Its a very good post.
Now the question begs, in Maxwell when running parallel graphics+compute tasks, does the entire GPU need to flip between graphics <-> compute modes?
Its interesting to see if in Pascal, if they could do this on a TPC or GPC level which would undoubtedly make it better than the entire GPU having to change modes. I doubt they can do it in SM level (similiar to GCN where they can do it in CU level).
He said so right in that quote.
"However on Intel and Nvidia, the GPU is running either graphics or compute at a time (but can run multiple compute shaders or multiple graphics shaders concurrently). So in order to maximize the performance, you'd want submit large batches of either graphics or compute to the queue at once (not alternating between both rapidly). You get a GPU stall ("wait until idle") on each graphics<->compute switch (unless you are AMD of course)."
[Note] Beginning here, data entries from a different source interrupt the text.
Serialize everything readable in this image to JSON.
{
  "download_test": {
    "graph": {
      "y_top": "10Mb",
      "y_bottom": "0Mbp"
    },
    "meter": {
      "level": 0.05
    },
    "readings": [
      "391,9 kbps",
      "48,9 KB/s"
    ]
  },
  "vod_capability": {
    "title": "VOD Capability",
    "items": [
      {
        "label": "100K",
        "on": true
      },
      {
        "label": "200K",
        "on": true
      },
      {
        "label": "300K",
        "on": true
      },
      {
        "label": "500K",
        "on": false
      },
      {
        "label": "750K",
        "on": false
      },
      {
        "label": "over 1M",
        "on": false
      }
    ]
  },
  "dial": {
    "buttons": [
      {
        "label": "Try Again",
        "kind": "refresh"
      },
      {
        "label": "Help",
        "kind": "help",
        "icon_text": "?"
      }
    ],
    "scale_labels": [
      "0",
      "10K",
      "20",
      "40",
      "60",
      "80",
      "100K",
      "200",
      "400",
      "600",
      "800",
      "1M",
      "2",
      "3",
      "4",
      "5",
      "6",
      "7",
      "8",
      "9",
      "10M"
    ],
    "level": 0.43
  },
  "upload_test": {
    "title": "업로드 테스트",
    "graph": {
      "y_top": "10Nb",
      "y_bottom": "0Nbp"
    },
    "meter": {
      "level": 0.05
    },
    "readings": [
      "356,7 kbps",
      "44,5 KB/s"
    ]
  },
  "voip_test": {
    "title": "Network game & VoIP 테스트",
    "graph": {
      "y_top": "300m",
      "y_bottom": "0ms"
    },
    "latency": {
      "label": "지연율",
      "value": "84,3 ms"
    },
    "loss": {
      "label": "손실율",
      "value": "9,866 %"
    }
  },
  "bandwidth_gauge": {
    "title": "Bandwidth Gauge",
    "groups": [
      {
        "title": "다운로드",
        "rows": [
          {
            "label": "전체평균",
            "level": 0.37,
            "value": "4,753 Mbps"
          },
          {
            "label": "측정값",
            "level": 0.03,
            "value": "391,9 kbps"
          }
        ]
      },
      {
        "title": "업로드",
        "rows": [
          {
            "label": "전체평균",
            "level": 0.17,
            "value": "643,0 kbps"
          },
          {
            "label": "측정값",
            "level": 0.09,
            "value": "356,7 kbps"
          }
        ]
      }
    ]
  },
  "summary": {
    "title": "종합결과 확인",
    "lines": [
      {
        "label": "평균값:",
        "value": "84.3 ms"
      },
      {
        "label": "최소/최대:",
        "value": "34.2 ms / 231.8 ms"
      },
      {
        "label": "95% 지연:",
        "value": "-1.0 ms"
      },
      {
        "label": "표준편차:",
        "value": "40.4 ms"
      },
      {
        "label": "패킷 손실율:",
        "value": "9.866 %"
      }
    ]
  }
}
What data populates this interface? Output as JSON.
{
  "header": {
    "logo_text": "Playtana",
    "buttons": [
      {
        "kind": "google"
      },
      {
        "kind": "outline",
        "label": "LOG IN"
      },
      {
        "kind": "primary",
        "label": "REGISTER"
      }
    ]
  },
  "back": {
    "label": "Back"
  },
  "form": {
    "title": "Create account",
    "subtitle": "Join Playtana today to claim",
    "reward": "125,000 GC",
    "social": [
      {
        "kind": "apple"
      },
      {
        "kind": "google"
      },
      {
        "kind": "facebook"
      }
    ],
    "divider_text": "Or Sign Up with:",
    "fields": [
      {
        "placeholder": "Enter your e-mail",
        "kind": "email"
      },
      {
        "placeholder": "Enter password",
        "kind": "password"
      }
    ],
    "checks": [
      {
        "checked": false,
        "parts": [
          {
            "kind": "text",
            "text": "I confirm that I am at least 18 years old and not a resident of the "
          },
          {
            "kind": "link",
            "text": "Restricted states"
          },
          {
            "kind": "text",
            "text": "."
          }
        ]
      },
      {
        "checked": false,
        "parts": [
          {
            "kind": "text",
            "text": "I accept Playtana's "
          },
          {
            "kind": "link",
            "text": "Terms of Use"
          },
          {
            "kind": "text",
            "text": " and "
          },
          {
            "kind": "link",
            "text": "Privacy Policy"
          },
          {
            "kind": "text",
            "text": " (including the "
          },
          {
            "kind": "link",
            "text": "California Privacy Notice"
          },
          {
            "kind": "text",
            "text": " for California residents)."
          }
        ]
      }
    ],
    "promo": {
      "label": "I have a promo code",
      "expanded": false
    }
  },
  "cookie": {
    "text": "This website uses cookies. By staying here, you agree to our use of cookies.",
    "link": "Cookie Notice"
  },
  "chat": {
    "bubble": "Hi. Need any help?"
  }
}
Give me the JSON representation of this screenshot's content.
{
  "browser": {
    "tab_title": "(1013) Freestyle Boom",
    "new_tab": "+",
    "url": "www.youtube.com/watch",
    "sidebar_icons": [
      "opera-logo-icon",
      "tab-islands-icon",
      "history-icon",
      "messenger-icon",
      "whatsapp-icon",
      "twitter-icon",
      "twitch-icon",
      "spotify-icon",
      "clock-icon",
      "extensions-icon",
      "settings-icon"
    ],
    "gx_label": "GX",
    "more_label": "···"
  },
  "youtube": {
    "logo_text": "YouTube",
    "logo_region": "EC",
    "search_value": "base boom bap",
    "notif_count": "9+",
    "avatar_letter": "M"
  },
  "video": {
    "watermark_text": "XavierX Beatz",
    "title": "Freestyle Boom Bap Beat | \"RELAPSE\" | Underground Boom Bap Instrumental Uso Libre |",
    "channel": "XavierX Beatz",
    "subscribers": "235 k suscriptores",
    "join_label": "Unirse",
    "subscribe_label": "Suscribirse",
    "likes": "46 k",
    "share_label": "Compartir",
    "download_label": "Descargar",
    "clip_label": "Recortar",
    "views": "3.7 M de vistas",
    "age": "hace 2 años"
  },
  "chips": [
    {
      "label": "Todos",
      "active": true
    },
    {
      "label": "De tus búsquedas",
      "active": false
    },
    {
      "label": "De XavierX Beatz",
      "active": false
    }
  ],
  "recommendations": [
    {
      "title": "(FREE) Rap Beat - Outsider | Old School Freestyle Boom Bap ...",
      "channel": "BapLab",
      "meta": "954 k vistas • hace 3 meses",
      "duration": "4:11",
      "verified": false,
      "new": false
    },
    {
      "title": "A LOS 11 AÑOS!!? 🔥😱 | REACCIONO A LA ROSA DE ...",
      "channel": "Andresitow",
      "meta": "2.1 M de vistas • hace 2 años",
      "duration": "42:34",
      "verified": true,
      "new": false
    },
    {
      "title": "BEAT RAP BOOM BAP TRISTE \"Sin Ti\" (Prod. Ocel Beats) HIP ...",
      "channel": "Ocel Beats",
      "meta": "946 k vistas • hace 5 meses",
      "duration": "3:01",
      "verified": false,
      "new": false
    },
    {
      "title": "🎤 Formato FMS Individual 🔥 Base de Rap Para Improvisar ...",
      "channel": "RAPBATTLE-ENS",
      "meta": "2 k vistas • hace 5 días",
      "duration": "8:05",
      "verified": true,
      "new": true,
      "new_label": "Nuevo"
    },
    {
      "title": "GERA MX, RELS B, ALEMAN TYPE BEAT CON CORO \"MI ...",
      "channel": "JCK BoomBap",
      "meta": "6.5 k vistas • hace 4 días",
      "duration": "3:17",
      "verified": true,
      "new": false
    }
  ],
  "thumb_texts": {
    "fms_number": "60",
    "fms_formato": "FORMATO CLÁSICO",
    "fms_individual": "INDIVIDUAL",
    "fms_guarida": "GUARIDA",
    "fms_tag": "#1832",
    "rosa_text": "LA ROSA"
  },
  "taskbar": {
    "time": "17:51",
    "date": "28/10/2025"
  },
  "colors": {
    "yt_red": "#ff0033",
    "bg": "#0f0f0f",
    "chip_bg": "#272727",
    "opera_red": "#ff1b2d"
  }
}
It's the context switch that hurts Kepler and Maxwell. Even without Async Compute, just normal graphics > compute serial rendering.
The more compute you have in a game, the worse it tanks due to this slow context switch.
NV actually say the same thing since late 2014 in their VR programming guide official PDF to developers. A compute async timewarp can and do get stuck behind a graphics draw call, even on priority preemption queue, it doesn't work.
Pascal resolves this flaw in the uarch. No slow context switch for graphics <-> compute workloads, supports fine-grained preemption, where a priority compute queue can SUSPEND a graphics queue in process and proceed immediately as it should.
This is why I say don't underestimate Pascal's uarch gains over Maxwell. The effect will be more pronounced in recent games with more compute usage. Example, Quantum Break, that has a lot of compute and copy queues mixed in with graphics all the time (per GPUView results), Pascal will easily crush Maxwell.